4.17 Het voorgaande leidt tot de conclusie dat er voor de Woningstichting hooguit een recht op vergoeding kan bestaan van vertragingsschade met betrekking tot bouwblok Mi2.
De rechtbank begrijpt uit productie 4 bij dagvaarding dat de gevorderde schade op dit punt bestaat uit gederfde huurinkomsten van in totaal EUR 37.090,00. Met betrekking tot deze schadepost ontbreekt evenwel een onderbouwing.

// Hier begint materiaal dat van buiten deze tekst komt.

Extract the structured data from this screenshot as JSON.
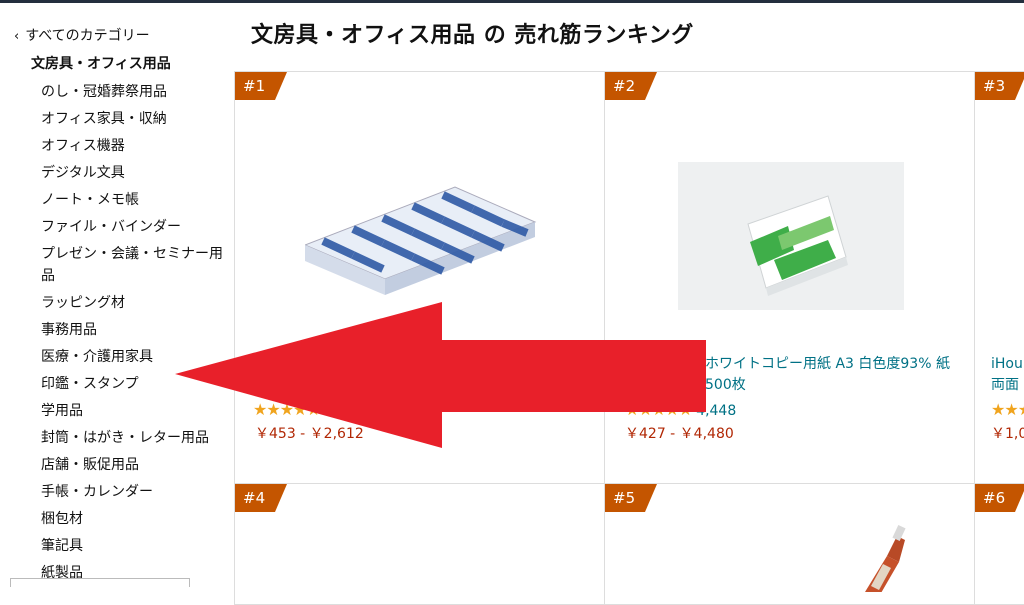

4.18 De rechtbank zal de zaak naar de rol verwijzen teneinde de Woningstichting de gelegenheid te bieden om haar schade te concretiseren. Zij kan van deze gelegenheid tevens gebruik maken om zich uit te laten over de stellingen van de gemeente met betrekking tot de schadebeperkingsplicht van de Woningstichting.
5. De beslissing
De rechtbank
In de hoofdzaak met het nummer 154709/ HA ZA 07-663
5.1 houdt iedere beslissing aan.
5.2 verwijst de zaak naar de rol van 10 juni 2009 voor akte uitlating aan de zijde van de Woningstichting als vermeld in rechtsoverweging 3.19,
5.3 houdt iedere verdere beslissing aan.
In de vrijwaringszaak met het nummer 159534/ HA ZA 07-1355
5.4 verwijst de zaak naar de rol van 10 juni 2009 voor akte uitlating aan de zijde van de Woningstichting als vermeld in rechtsoverweging 4.18.
5.5 houdt iedere verdere beslissing aan.
Dit vonnis is gewezen door mr. J.D.A. den Tonkelaar, mr. M.M. Vanhommerig en D.T. Boks en in het openbaar uitgesproken op 13 mei 2009.